A report by the National Audit Office (NAO) on ‘Local authority commercial investment’, published in February, found there had been a huge increase in authorities buying up retail, leisure and office premises between 2016 and 2019. The total spend between 2013 and 2016 was just £460 million.
The NAO report assessed whether the Ministry for Housing, Communities and Local Government has effective oversight of the risks to the financial sustainability of local authorities due to their investments in commercial property.
The report found there had been a significant increase in out-of-area commercial property acquisition, some authorities were borrowing large sums to make the purchases, and that commercial property acquisition was concentrated in a relatively small proportion of authorities.
Steve Charmley, cabinet members for assets, economic growth and regeneration at Shropshire Council, said: “Shropshire Council acquired the three shopping centres – Darwin, Pride Hill and Riverside – in January 2018 with the primary purpose to support the economic growth and regeneration of Shrewsbury town centre.
“We were fully aware of the likely downturn in the fortunes of the high street, and it’s for exactly that reason that the purchase was made – so that we could manage and mitigate the expected downturn, while enabling fresh development in the town.”
The council will soon reveal its plans for the demolition of the Riverside Centre, and is assessing options for the refurbishment and reconfiguration of the Pride Hill centre.
Meanwhile a £2 million revamp of the Darwin Centre has been put on hold as a result of the Covid-19 pandemic, but it is hoped work will be able to resume soon.
Councillor Charmley added: “It’s important to make clear that the prime concern of the Public Accounts Committee is about ‘out of area’ investment and that Shropshire has no investment property outside of the county.
“The investments we are making are rooted in strategies to transform, strengthen and improve our towns and local economy.”
The NAO concluded that local auditors had raised concerns about the governance and risk management arrangements for investment activity in some authorities.
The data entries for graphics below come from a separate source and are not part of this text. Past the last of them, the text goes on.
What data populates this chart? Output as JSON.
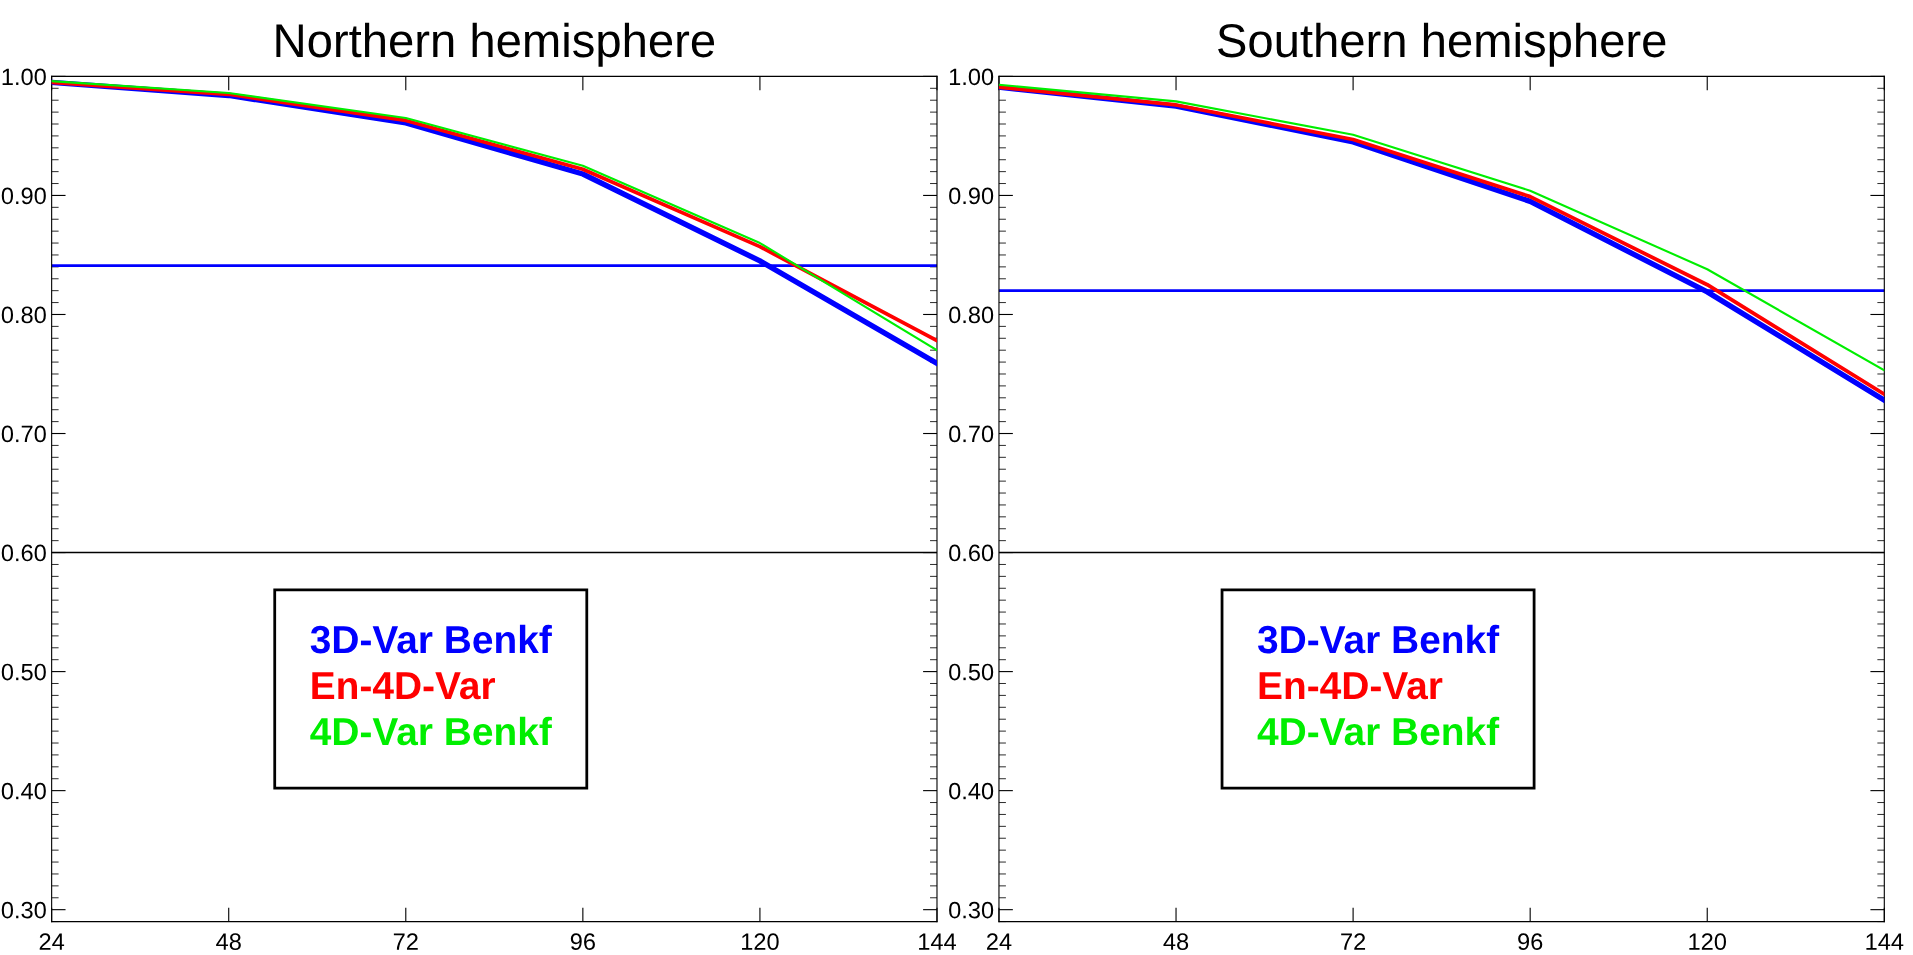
{
  "chart_data": [
    {
      "type": "line",
      "title": "Northern hemisphere",
      "x": [
        24,
        48,
        72,
        96,
        120,
        144
      ],
      "xlim": [
        24,
        144
      ],
      "xticks": [
        24,
        48,
        72,
        96,
        120,
        144
      ],
      "ylim": [
        0.29,
        1.0
      ],
      "yticks": [
        {
          "value": 0.3,
          "label": "0.30"
        },
        {
          "value": 0.4,
          "label": "0.40"
        },
        {
          "value": 0.5,
          "label": "0.50"
        },
        {
          "value": 0.6,
          "label": "0.60"
        },
        {
          "value": 0.7,
          "label": "0.70"
        },
        {
          "value": 0.8,
          "label": "0.80"
        },
        {
          "value": 0.9,
          "label": "0.90"
        },
        {
          "value": 1.0,
          "label": "1.00"
        }
      ],
      "grid": false,
      "legend": "bottom left",
      "marker": "none",
      "line_style": "solid",
      "series": [
        {
          "name": "3D-Var Benkf",
          "color": "#0000ff",
          "values": [
            0.995,
            0.984,
            0.961,
            0.918,
            0.845,
            0.759
          ]
        },
        {
          "name": "En-4D-Var",
          "color": "#ff0000",
          "values": [
            0.995,
            0.985,
            0.963,
            0.922,
            0.857,
            0.778
          ]
        },
        {
          "name": "4D-Var Benkf",
          "color": "#00ee00",
          "values": [
            0.996,
            0.986,
            0.965,
            0.925,
            0.86,
            0.77
          ]
        }
      ],
      "ref_lines": [
        {
          "axis": "y",
          "value": 0.841,
          "color": "#0000ff"
        },
        {
          "axis": "y",
          "value": 0.6,
          "color": "#000000"
        }
      ]
    },
    {
      "type": "line",
      "title": "Southern hemisphere",
      "x": [
        24,
        48,
        72,
        96,
        120,
        144
      ],
      "xlim": [
        24,
        144
      ],
      "xticks": [
        24,
        48,
        72,
        96,
        120,
        144
      ],
      "ylim": [
        0.29,
        1.0
      ],
      "yticks": [
        {
          "value": 0.3,
          "label": "0.30"
        },
        {
          "value": 0.4,
          "label": "0.40"
        },
        {
          "value": 0.5,
          "label": "0.50"
        },
        {
          "value": 0.6,
          "label": "0.60"
        },
        {
          "value": 0.7,
          "label": "0.70"
        },
        {
          "value": 0.8,
          "label": "0.80"
        },
        {
          "value": 0.9,
          "label": "0.90"
        },
        {
          "value": 1.0,
          "label": "1.00"
        }
      ],
      "grid": false,
      "legend": "bottom left",
      "marker": "none",
      "line_style": "solid",
      "series": [
        {
          "name": "3D-Var Benkf",
          "color": "#0000ff",
          "values": [
            0.991,
            0.975,
            0.945,
            0.895,
            0.819,
            0.728
          ]
        },
        {
          "name": "En-4D-Var",
          "color": "#ff0000",
          "values": [
            0.991,
            0.976,
            0.947,
            0.899,
            0.825,
            0.733
          ]
        },
        {
          "name": "4D-Var Benkf",
          "color": "#00ee00",
          "values": [
            0.993,
            0.979,
            0.951,
            0.904,
            0.838,
            0.753
          ]
        }
      ],
      "ref_lines": [
        {
          "axis": "y",
          "value": 0.82,
          "color": "#0000ff"
        },
        {
          "axis": "y",
          "value": 0.6,
          "color": "#000000"
        }
      ]
    }
  ]
}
On May 11, the Public Accounts Committee will question officials from the Ministry of Housing, Communities and Local Government on gaps in commercial skills in local government, and the extent to which the department formally monitors commercial activity.
The inquiry comes as fears grow over the potential loss of income from such investments as a result of the coronavirus pandemic.
Shropshire Council has not revealed the extent of its income loss from the shopping centres since the outbreak escalated.
A council spokesman said earlier this month: “We are all dealing with extremely challenging circumstances, and rent and service charge payments are a growing concern for a number of our tenants, though we’re not in a position to discuss any specific circumstances.”